Die Grünen sind der Gegner dieser politischen Landschaft. 40 Prozent nennen laut Insa diese Partei als die Partei, die sie unter keinen Umständen wählen würden. Viele dieser die Grünen Ausschließenden bekommen aber von SPD, CDU und FDP die Grünen wieder als Koalitionspartner durch die Hintertür aufgezwängt. Auch deswegen sucht diese politische Landschaft nach einer seriösen Alternative.
Die AfD ist es nicht. Die wurde zwar von Anfang an von öffentlich-rechtlichen Medien, Zeitungen wie der Süddeutschen und einer Koalition von der Linken bis hin zur CDU in eine Ecke gedrängt: abgestempelt als unwählbare, nicht koalitionsfähige Parias. Doch durch radikale Äußerungen, bizarre Auftritte und offene Zerstrittenheit wie im Saarland oder nun in Bremen hat sie sich diesen Status nachträglich verdient.
Die AfD hat es so der politischen Landschaft, in der die Menschen entschlossen nicht die Grünen wollen, schwer gemacht. Sie in Extremismus-Verdacht gebracht. Das ist aber nicht die Schuld der AfD alleine. Die Grünen, ihre Anhänger in anderen Parteien und vor allem ihre Anhänger in ARD, ZDF, Süddeutsche und Co haben fleißig daran mitgewirkt, diese politische Landschaft zu diffamieren, um so jeden Widerspruch zu grüner Politik gesellschaftlich zu ächten.
Die Versuche, das nun mit den Bürgern in Wut beziehungsweise dem Bündnis Deutschland zu wiederholen, haben schon begonnen. Allen voran tut das Tina Hassel. Die ARD-Hauptstadtchefin twittert gerne von grünen Parteitagen verliebt wie ein Robert-Habeck-Fangirly, und ist sie erst im Interview mit dem grünen Idol, dann strahlen ihre Augen wie sonst nur die einer 14-Jährigen, wenn sie für eine Boygroup schwärmt.
Am Wahlabend analysierte Hassel die Bürger in Wut: Ihre Wähler seien „überfordert und verunsichert“. Das ist die Attitüde, sich bei der ARD nicht mehr dem Journalismus verpflichtet zu fühlen, sondern sich als Volkspädagoge zu verstehen. Ein Lehrer, der seine Schüler für blöd hält, weil die nicht akzeptieren wollen, dass Zwei und Zwei Fünf sein soll. Dass Merz für die Wähler der Bürger in Wut keine Alternative sei und sich die AfD nun mal selbst ins Aus geschossen hat, hatte Hassel in dem Beitrag eingeräumt. Die Wähler der Bürger in Wut kanzelte die ARD-Aktivistin also dafür ab, dass die einfach nicht dasselbe wählen wollen wie sie. Also müssen sie ja – so die Hassel-Logik – überfordert, verunsichert, kurzum: doof sein.

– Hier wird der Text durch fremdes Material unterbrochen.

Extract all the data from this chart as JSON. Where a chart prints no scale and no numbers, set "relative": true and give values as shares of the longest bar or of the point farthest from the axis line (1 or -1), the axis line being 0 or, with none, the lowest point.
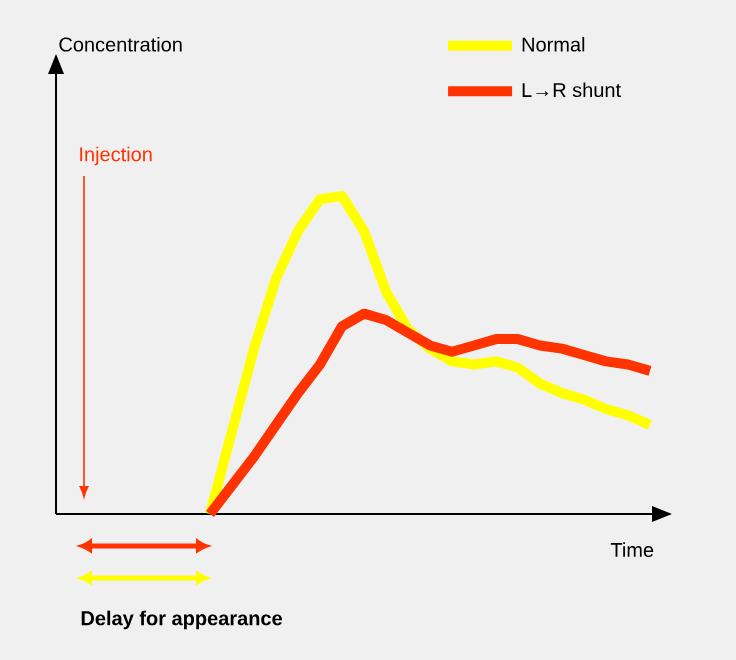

Das sind die Bürger in Wut nicht. Und das Bündnis Deutschland ist es auch nicht. Letztere haben sich zurückgenommen und sind in Bremen nicht gegen die Bürger in Wut angetreten: „Bündnis Deutschland ist eine Sammlungspartei. Wir wollten das schmalere bürgerliche Wählerpotenzial in Bremen durch einen eigenen Wahlantritt nicht noch aufsplittern, was nur Rot-Grün noch mehr geholfen hätte“, wie ihr Vorsitzender Steffen Große erklärt, und ist sich sicher: „Wir wollen mehr bürgerliche Politik ermöglichen. Das wird nun gelingen.“
Bürger und Bündnis hätten in Bremen auf die Themen gesetzt, in denen der Stadtstaat bundesweit Schlusslicht ist – etwa in der Wirtschaft oder in der Schulpolitik. Hinzu kamen als wichtige Themen Verkehr und Kriminalität. Sie wollten den Abbau von Wohlstand verhindern und das Handwerk sowie die Wirtschaft von bürokratischen Hürden befreien. Wer dem seine Stimme gibt, ist aus Sicht von ARD-Frontkämpferin Hassel „überfordert und verunsichert“.
Das Fusionsverfahren zwischen Bürgern und Bündnis hat bereits begonnen. Es ist umständlich. Wie die Parteigründung. Aber es soll seriös und nachhaltig verlaufen. Bündnis Deutschland will es denen schwermachen, die sie in die rechte Ecke stellen und dort skandalisieren wollen. Vorturner wie Tina Hassel wird das nicht davon abhalten, es trotzdem zu versuchen.